With the UK government poised to unveil its Comprehensive Spending Review tomorrow and a refreshed Industrial Strategy later this month, the economy stands at a critical juncture.
It’s easy to overlook, but the UK retains remarkable economic fundamentals. As the data and AI revolutions gather pace, there is significant potential to leverage the UK’s deep-rooted advantages in professional services, life sciences, and advanced manufacturing. The upside could be substantial if the right conditions are in place.
Yet, like many advanced economies, the UK remains mired in a low-to-no-growth environment. Our latest forecast expects less than 1.5% growth per annum for the next three years. This not only threatens long-term economic opportunity, but also fuels public discontent and weakens political stability. Since the Autumn Statement, which included several tax rises – most notably the increase in employer National Insurance contributions – our research at the British Chambers of Commerce has shown a clear drop in business confidence. Around eight in ten SMEs told us they expected some form of negative impact from the NICs hike.

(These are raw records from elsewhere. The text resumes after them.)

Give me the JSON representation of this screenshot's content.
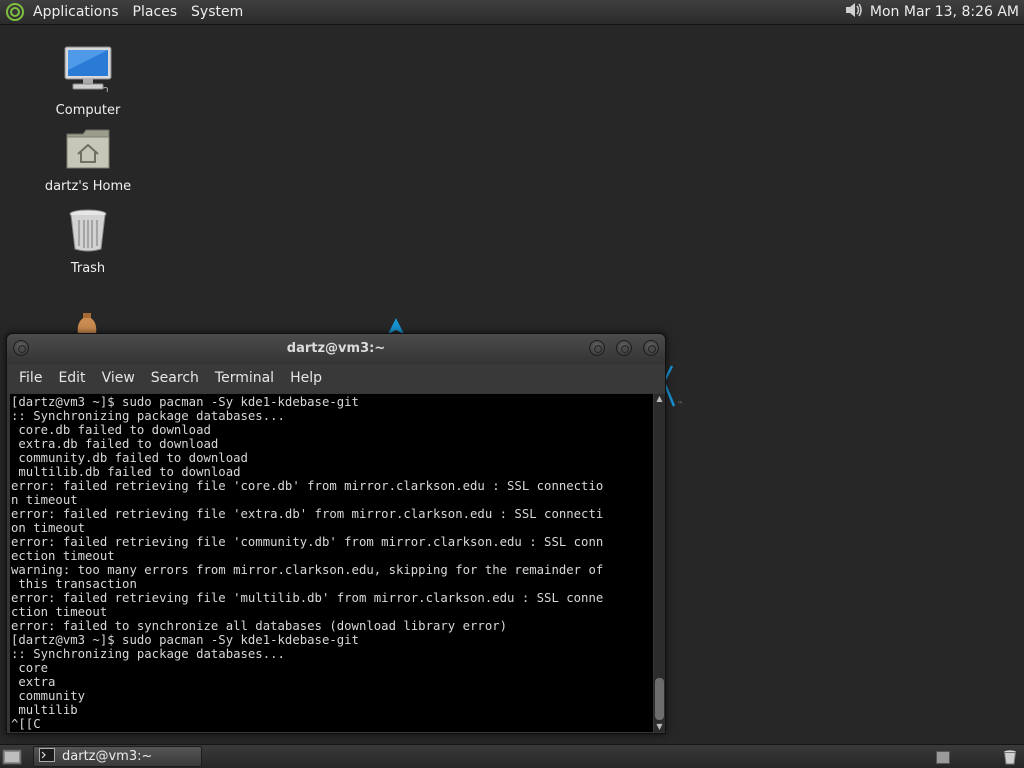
{
  "top_panel": {
    "menus": [
      "Applications",
      "Places",
      "System"
    ],
    "clock": "Mon Mar 13,  8:26 AM",
    "icons": {
      "logo": "menu-logo-icon",
      "volume": "volume-icon"
    }
  },
  "desktop": {
    "icons": [
      {
        "label": "Computer",
        "icon": "computer-icon"
      },
      {
        "label": "dartz's Home",
        "icon": "home-folder-icon"
      },
      {
        "label": "Trash",
        "icon": "trash-icon"
      }
    ]
  },
  "terminal": {
    "title": "dartz@vm3:~",
    "menu": [
      "File",
      "Edit",
      "View",
      "Search",
      "Terminal",
      "Help"
    ],
    "lines": [
      "[dartz@vm3 ~]$ sudo pacman -Sy kde1-kdebase-git",
      ":: Synchronizing package databases...",
      " core.db failed to download",
      " extra.db failed to download",
      " community.db failed to download",
      " multilib.db failed to download",
      "error: failed retrieving file 'core.db' from mirror.clarkson.edu : SSL connectio",
      "n timeout",
      "error: failed retrieving file 'extra.db' from mirror.clarkson.edu : SSL connecti",
      "on timeout",
      "error: failed retrieving file 'community.db' from mirror.clarkson.edu : SSL conn",
      "ection timeout",
      "warning: too many errors from mirror.clarkson.edu, skipping for the remainder of",
      " this transaction",
      "error: failed retrieving file 'multilib.db' from mirror.clarkson.edu : SSL conne",
      "ction timeout",
      "error: failed to synchronize all databases (download library error)",
      "[dartz@vm3 ~]$ sudo pacman -Sy kde1-kdebase-git",
      ":: Synchronizing package databases...",
      " core",
      " extra",
      " community",
      " multilib",
      "^[[C"
    ]
  },
  "bottom_panel": {
    "task_label": "dartz@vm3:~",
    "icons": {
      "show_desktop": "show-desktop-icon",
      "task": "terminal-icon",
      "trash": "trash-applet-icon"
    }
  },
  "colors": {
    "desktop_bg": "#272727",
    "panel_bg": "#333333",
    "terminal_bg": "#000000",
    "terminal_fg": "#d8d8d8"
  }
}
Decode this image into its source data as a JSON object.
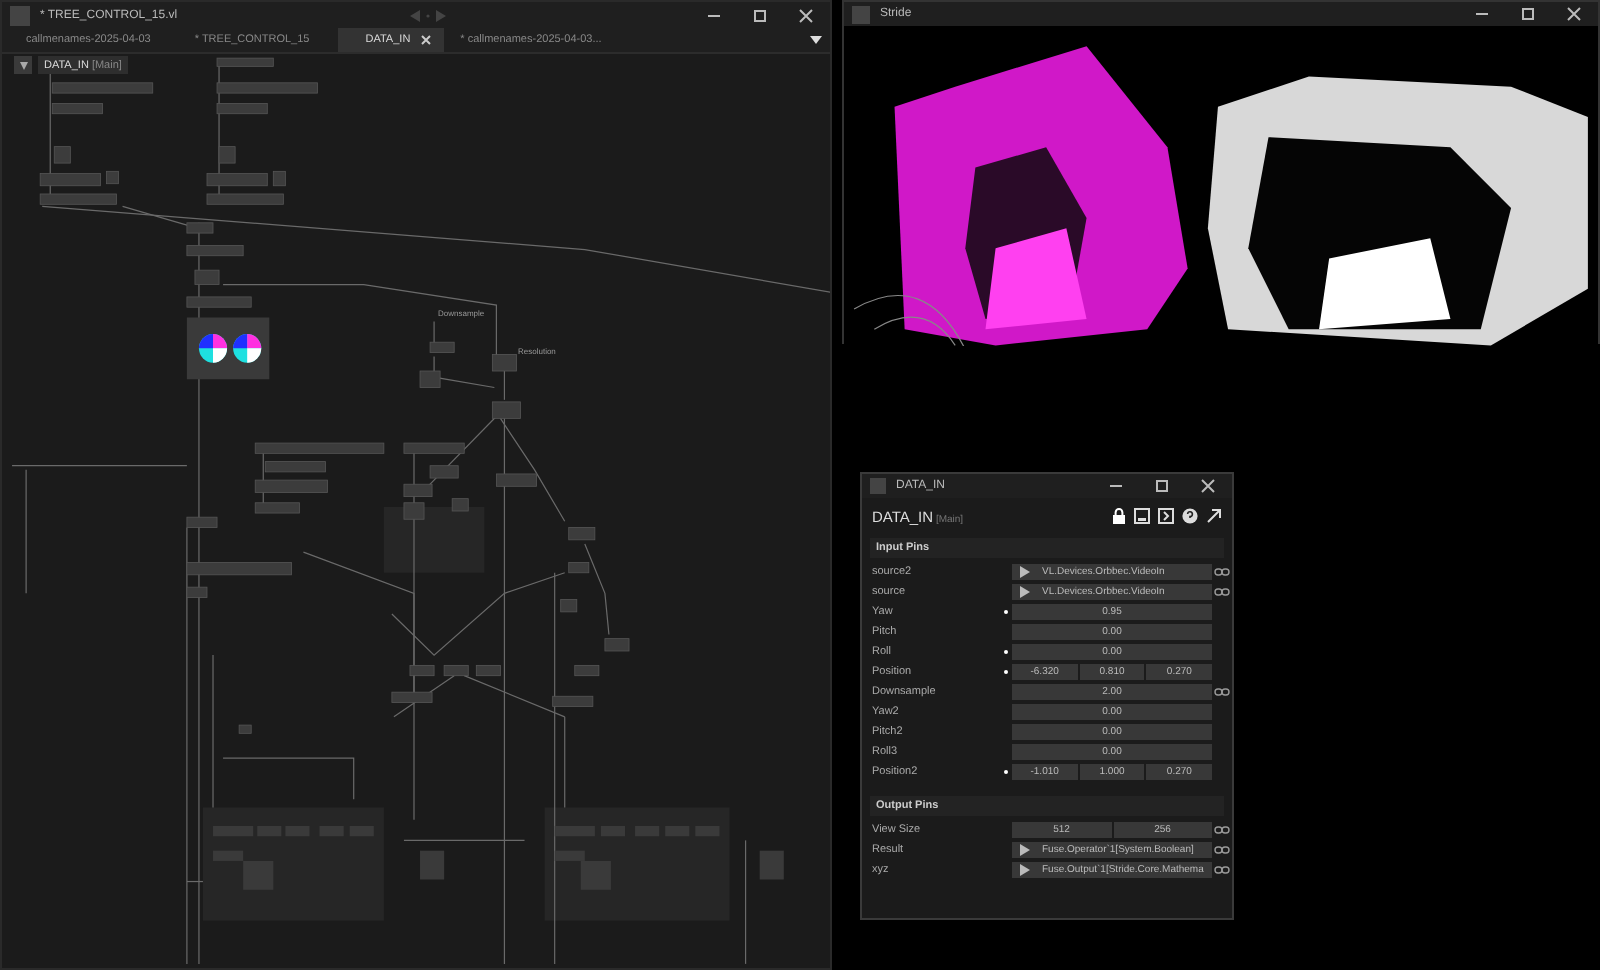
{
  "editor": {
    "title": "* TREE_CONTROL_15.vl",
    "tabs": [
      {
        "label": "callmenames-2025-04-03",
        "selected": false
      },
      {
        "label": "* TREE_CONTROL_15",
        "selected": false
      },
      {
        "label": "DATA_IN",
        "selected": true
      },
      {
        "label": "* callmenames-2025-04-03...",
        "selected": false
      }
    ],
    "breadcrumb": {
      "name": "DATA_IN",
      "suffix": "[Main]"
    },
    "graph_labels": [
      "Downsample",
      "Resolution"
    ]
  },
  "renderer": {
    "title": "Stride"
  },
  "inspector": {
    "title": "DATA_IN",
    "node": "DATA_IN",
    "suffix": "[Main]",
    "sections": [
      {
        "title": "Input Pins",
        "rows": [
          {
            "name": "source2",
            "kind": "object",
            "dot": false,
            "linked": true,
            "values": [
              "VL.Devices.Orbbec.VideoIn"
            ]
          },
          {
            "name": "source",
            "kind": "object",
            "dot": false,
            "linked": true,
            "values": [
              "VL.Devices.Orbbec.VideoIn"
            ]
          },
          {
            "name": "Yaw",
            "kind": "value",
            "dot": true,
            "linked": false,
            "values": [
              "0.95"
            ]
          },
          {
            "name": "Pitch",
            "kind": "value",
            "dot": false,
            "linked": false,
            "values": [
              "0.00"
            ]
          },
          {
            "name": "Roll",
            "kind": "value",
            "dot": true,
            "linked": false,
            "values": [
              "0.00"
            ]
          },
          {
            "name": "Position",
            "kind": "value",
            "dot": true,
            "linked": false,
            "values": [
              "-6.320",
              "0.810",
              "0.270"
            ]
          },
          {
            "name": "Downsample",
            "kind": "value",
            "dot": false,
            "linked": true,
            "values": [
              "2.00"
            ]
          },
          {
            "name": "Yaw2",
            "kind": "value",
            "dot": false,
            "linked": false,
            "values": [
              "0.00"
            ]
          },
          {
            "name": "Pitch2",
            "kind": "value",
            "dot": false,
            "linked": false,
            "values": [
              "0.00"
            ]
          },
          {
            "name": "Roll3",
            "kind": "value",
            "dot": false,
            "linked": false,
            "values": [
              "0.00"
            ]
          },
          {
            "name": "Position2",
            "kind": "value",
            "dot": true,
            "linked": false,
            "values": [
              "-1.010",
              "1.000",
              "0.270"
            ]
          }
        ]
      },
      {
        "title": "Output Pins",
        "rows": [
          {
            "name": "View Size",
            "kind": "value",
            "dot": false,
            "linked": true,
            "values": [
              "512",
              "256"
            ]
          },
          {
            "name": "Result",
            "kind": "object",
            "dot": false,
            "linked": true,
            "values": [
              "Fuse.Operator`1[System.Boolean]"
            ]
          },
          {
            "name": "xyz",
            "kind": "object",
            "dot": false,
            "linked": true,
            "values": [
              "Fuse.Output`1[Stride.Core.Mathema"
            ]
          }
        ]
      }
    ]
  }
}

So, can we learn anything from how other economies are approaching growth?
In May, the BCC had the pleasure of welcoming a delegation from the Greater Houston Women’s Chamber of Commerce. Their visit offered an opportunity to explore shared challenges but also to hear about the policies Texas is pursuing to stimulate investment and promote economic dynamism.
Texas often presents itself as one of the most business-oriented states in the US. While its political and economic model is quite different from the UK’s, some of its recent measures offer insights worth reflecting on:
Texas Enterprise Fund (TEF): A longstanding programme providing cash grants to companies committing to high-wage jobs and capital investment. According to the Texas Governor’s Office, TEF has helped attract over $38 billion in capital investment and supported more than 100,000 jobs since its launch in 2003.
Jobs, Energy, Technology, and Innovation (JETI): Introduced in 2023, this tax incentive programme offers breaks to large-scale projects that meet job and investment thresholds. The Texas Comptroller’s Office reports over 70 applications in its first year, with billions of dollars in projected investment.
Business Recruitment and Formation: Since 2021, the state has ramped up CEO outreach and business recruitment campaigns. According to the Texas Secretary of State, over 125,000 new businesses were formed in 2023 alone.
Texas is home to many SP500 giants, including in the energy sector (ExxonMobil), tech (Texas Instruments, Oracle), and aviation (American Airlines Group). Texas’s absence of corporate and personal income tax is also seen as a major part of its offer to businesses.
Of course, not all of these policies are easily translatable to the UK context. The constitutional, fiscal, and regulatory frameworks are fundamentally different. But the underlying message of consistent strategic intent, coordinated investment attraction, and a clear offer to businesses is something the UK should take seriously. This is why major investment summits like London Tech Week are so important.
As the government finalises its Industrial Strategy, the question is whether we can demonstrate a similarly clear and long-term commitment to fostering growth which leverage’s the UK’s unique strengths, that both firms domestically and investors globally believe in.